We have to keep in mind the preferential option for those who are most in need; and that carries with it the responsibility to serve the poor well with the optimal and most prudent application of our resources in the stewardship appropriate for disciples of Jesus. Those who exercise stewardship, always do so in gratitude and with a sense of generosity for the good of my neighbor. The decisions we make in each of our schools affect and impact each and every one of our other schools. The objective of the evil one is to disperse, to scatter and to isolate the sheep so that he might pick us off one by one—the weakest first, but not exclusively. It is the responsibility of the Shepherd to keep the sheep together—mostly.

To keep this solidarity of all of us together requires not that we be judged by the world as being better at education than anybody else; it requires that we care for each other, and that we are grateful for the opportunity to sacrifice in many ways for the education that always shows us Jesus. Sacrifice—not investment—sacrifice that is consistently offered through the action and example of parents, students, teachers, administrators, pastors, staff, parishioners, alumni, and even the bishop. Sacrifice—a willing and loving and generous sense of inconvenience—an inconvenience not for the best—not for ideals, but for the real and true risen Lord who so loves us that He trusts us with his mission. A mission that Catholic schools are an absolutely important means in bringing about the evangelization of our society that so needs to understand the dignity of the human person—that so needs to understand, the right relationship among people, the common good of society. That so needs to understand that those that are disenfranchised and vulnerable are not our adversaries.

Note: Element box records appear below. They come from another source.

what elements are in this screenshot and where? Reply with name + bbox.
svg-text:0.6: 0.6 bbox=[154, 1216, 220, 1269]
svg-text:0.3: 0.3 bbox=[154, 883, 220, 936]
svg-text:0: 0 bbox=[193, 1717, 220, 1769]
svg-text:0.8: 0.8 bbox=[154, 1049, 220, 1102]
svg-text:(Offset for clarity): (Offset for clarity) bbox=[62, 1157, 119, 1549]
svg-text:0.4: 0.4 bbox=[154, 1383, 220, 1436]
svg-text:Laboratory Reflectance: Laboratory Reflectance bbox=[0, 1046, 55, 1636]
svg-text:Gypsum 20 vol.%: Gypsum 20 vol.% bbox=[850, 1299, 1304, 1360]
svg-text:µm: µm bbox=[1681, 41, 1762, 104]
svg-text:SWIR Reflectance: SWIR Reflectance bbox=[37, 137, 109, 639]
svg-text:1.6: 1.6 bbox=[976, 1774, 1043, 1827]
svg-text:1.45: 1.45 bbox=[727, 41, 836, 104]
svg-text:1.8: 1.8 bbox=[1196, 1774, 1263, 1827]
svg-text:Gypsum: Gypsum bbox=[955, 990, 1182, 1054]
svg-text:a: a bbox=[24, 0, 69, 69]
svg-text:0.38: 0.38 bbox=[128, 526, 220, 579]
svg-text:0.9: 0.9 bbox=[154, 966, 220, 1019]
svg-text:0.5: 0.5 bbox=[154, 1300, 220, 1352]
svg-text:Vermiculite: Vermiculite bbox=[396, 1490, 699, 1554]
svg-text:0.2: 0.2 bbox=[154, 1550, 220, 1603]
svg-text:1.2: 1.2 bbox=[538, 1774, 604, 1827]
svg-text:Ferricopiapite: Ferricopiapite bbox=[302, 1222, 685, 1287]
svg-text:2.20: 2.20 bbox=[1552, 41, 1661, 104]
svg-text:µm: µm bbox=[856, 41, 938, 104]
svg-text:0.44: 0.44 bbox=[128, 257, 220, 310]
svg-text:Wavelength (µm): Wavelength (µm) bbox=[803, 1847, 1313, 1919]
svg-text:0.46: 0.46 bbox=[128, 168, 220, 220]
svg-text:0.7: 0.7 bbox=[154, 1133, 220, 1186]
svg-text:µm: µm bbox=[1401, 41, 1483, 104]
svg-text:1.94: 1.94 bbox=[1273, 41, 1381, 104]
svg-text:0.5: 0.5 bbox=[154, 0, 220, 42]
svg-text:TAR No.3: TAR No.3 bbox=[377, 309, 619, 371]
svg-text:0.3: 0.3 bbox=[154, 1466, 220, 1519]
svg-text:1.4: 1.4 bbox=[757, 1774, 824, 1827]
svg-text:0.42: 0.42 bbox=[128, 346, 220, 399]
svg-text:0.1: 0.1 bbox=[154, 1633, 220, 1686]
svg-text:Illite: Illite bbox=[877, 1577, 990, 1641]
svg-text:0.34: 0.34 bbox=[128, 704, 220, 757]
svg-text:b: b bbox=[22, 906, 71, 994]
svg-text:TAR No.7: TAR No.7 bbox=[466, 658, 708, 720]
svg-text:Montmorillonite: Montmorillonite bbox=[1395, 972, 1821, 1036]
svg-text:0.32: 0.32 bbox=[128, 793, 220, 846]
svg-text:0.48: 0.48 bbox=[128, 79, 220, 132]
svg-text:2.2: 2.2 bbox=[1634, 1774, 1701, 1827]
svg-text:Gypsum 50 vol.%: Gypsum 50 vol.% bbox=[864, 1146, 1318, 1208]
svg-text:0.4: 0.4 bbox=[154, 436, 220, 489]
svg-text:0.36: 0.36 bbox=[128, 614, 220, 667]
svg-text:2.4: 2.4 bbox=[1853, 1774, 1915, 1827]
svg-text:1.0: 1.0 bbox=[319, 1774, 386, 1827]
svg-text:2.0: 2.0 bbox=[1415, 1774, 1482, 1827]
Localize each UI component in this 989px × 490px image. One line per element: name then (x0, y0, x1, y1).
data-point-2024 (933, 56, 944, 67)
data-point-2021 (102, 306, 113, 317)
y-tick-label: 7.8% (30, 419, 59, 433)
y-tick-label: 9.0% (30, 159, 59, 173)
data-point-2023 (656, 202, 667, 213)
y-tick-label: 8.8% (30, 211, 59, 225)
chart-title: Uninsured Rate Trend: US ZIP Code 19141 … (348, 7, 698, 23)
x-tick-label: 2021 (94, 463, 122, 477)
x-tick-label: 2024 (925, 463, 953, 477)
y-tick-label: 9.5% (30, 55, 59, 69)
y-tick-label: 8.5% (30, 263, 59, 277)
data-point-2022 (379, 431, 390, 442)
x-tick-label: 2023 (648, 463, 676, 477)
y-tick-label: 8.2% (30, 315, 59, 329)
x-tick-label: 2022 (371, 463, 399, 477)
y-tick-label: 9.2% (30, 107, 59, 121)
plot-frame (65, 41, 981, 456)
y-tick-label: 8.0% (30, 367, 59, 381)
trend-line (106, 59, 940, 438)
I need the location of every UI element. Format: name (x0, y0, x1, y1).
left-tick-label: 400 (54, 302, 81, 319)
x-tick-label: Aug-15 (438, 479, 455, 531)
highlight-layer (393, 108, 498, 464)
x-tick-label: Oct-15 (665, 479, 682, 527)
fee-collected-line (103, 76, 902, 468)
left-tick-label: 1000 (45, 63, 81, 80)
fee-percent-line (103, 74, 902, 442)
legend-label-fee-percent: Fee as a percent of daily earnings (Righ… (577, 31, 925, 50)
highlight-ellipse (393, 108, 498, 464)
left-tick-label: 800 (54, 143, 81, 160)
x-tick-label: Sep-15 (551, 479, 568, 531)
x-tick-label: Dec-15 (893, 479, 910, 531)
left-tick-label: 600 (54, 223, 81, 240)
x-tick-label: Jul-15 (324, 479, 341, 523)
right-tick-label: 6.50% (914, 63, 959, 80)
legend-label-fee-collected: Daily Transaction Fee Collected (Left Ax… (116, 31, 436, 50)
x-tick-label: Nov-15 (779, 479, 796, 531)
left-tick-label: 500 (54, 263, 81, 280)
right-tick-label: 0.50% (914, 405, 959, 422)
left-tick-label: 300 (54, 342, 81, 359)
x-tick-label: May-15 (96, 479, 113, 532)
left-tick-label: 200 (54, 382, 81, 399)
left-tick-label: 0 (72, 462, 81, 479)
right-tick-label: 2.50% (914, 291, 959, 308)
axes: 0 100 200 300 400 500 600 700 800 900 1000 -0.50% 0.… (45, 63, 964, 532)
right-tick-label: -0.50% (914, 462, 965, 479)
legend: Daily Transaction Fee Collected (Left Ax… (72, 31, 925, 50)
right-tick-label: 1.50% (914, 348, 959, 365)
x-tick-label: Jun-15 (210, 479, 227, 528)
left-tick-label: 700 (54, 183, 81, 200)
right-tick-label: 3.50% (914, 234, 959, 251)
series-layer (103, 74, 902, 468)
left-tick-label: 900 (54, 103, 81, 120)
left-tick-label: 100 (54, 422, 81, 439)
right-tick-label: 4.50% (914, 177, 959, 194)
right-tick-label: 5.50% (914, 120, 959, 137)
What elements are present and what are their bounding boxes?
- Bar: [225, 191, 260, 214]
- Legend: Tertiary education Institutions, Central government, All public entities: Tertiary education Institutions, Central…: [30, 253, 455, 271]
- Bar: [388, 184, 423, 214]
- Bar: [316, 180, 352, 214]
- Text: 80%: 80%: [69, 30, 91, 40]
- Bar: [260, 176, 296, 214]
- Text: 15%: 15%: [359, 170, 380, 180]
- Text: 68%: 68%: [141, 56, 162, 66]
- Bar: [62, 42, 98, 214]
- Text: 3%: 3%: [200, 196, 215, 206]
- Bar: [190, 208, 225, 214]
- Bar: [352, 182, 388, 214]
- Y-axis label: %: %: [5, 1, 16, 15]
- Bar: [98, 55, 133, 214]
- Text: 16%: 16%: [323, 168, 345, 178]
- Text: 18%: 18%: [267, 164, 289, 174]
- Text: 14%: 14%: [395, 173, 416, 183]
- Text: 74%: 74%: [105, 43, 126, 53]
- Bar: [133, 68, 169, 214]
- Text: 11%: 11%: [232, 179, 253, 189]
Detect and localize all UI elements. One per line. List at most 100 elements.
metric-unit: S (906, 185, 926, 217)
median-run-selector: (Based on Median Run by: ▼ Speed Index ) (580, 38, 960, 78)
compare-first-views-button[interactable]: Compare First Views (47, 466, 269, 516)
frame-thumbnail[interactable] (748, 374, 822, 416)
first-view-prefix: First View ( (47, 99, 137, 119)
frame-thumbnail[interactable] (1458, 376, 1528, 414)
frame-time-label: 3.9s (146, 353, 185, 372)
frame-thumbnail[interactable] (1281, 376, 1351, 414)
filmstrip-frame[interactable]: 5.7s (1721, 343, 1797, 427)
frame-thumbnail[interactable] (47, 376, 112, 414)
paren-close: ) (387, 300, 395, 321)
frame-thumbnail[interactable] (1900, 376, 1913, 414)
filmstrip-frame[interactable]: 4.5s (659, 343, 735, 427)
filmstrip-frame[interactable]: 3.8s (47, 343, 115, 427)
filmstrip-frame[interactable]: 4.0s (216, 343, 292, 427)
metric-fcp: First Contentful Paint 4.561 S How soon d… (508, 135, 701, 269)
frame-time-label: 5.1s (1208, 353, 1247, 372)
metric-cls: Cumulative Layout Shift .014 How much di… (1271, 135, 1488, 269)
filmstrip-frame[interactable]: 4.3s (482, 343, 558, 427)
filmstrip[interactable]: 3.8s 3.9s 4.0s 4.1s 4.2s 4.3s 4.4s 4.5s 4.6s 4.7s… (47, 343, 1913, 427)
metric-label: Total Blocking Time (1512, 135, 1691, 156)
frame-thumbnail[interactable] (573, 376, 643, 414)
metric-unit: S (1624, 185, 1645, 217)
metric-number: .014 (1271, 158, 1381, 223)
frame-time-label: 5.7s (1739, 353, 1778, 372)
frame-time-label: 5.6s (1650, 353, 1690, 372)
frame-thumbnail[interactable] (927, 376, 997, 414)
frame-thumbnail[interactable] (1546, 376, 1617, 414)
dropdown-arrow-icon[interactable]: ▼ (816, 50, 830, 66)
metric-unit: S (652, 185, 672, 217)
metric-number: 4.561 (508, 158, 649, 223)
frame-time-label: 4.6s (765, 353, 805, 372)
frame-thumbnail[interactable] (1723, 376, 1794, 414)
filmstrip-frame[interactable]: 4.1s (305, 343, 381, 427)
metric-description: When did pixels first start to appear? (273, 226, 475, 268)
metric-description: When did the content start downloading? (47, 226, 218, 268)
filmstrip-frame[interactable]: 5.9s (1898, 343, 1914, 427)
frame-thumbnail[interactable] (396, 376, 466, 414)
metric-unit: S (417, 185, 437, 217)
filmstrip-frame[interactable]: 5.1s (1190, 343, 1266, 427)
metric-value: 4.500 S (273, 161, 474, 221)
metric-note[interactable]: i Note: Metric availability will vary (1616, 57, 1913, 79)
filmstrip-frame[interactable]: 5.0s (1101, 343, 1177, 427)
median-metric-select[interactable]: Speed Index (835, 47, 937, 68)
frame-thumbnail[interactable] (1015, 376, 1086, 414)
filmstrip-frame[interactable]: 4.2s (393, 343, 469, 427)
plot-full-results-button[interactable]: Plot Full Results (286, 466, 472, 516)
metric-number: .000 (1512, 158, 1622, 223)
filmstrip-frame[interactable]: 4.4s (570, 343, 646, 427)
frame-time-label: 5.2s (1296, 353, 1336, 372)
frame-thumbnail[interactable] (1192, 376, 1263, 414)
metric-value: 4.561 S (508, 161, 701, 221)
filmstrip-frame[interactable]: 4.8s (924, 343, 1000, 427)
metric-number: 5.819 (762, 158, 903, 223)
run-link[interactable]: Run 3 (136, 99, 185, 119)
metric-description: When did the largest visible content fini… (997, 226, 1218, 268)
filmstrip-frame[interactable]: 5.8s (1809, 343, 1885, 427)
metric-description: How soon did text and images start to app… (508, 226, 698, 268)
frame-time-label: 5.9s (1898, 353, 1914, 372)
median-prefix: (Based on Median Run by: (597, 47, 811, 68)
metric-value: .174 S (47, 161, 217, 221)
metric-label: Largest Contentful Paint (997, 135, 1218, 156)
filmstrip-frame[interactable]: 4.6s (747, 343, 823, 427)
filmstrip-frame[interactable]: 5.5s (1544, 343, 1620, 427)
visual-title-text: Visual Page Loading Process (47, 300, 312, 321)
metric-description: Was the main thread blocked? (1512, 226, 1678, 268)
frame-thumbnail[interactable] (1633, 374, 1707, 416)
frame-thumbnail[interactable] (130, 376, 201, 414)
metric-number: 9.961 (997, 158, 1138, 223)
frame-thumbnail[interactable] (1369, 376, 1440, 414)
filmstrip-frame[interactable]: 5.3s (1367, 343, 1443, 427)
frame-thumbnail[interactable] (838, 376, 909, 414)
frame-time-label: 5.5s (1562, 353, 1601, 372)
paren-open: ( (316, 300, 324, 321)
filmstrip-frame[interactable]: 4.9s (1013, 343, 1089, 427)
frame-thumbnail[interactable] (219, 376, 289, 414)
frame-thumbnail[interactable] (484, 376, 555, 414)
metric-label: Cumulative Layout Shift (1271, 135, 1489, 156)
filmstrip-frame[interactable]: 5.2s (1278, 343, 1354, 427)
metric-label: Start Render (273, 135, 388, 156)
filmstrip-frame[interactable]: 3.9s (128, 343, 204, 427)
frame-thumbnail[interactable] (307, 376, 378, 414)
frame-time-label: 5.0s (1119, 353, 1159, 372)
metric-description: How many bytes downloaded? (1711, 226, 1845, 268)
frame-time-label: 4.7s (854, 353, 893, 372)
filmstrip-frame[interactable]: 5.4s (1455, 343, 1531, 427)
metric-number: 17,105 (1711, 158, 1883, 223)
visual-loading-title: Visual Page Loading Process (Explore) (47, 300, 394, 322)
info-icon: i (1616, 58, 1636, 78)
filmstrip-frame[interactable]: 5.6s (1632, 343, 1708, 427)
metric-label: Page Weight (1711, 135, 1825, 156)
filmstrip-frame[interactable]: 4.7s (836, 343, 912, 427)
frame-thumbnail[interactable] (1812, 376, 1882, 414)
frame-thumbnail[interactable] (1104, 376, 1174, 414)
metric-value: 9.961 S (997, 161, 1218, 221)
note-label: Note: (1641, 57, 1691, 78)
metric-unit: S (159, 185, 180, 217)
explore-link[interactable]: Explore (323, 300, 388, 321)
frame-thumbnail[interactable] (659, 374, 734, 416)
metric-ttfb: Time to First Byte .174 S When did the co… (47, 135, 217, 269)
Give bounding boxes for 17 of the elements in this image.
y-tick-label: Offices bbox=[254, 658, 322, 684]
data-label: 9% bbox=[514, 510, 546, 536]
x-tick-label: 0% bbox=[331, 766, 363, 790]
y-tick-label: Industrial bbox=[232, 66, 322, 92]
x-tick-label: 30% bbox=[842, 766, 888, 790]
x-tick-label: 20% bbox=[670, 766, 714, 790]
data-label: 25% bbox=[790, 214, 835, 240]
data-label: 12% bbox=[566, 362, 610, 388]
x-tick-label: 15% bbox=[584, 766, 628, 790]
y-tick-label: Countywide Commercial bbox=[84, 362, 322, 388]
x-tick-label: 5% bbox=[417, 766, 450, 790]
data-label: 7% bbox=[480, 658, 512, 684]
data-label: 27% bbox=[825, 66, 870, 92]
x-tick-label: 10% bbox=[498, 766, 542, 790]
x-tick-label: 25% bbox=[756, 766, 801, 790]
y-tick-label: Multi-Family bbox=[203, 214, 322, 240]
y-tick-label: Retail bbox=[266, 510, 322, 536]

How can we teach Christ in and through our schools? Where do we see Christ? Where does He disperse our ignorance in our lives? It is good for us to be here, as Peter would say, but let us not build booths or institutions out of fear. Let’s accompany each other together with Christ down the mountain, eschewing fear and consoling each other in the certitude of faith in Christ—who teaches because He can neither deceive nor be deceived. This is his mission that He entrusts with us for Catholic education. And may our schools always strive to serve the means to that end.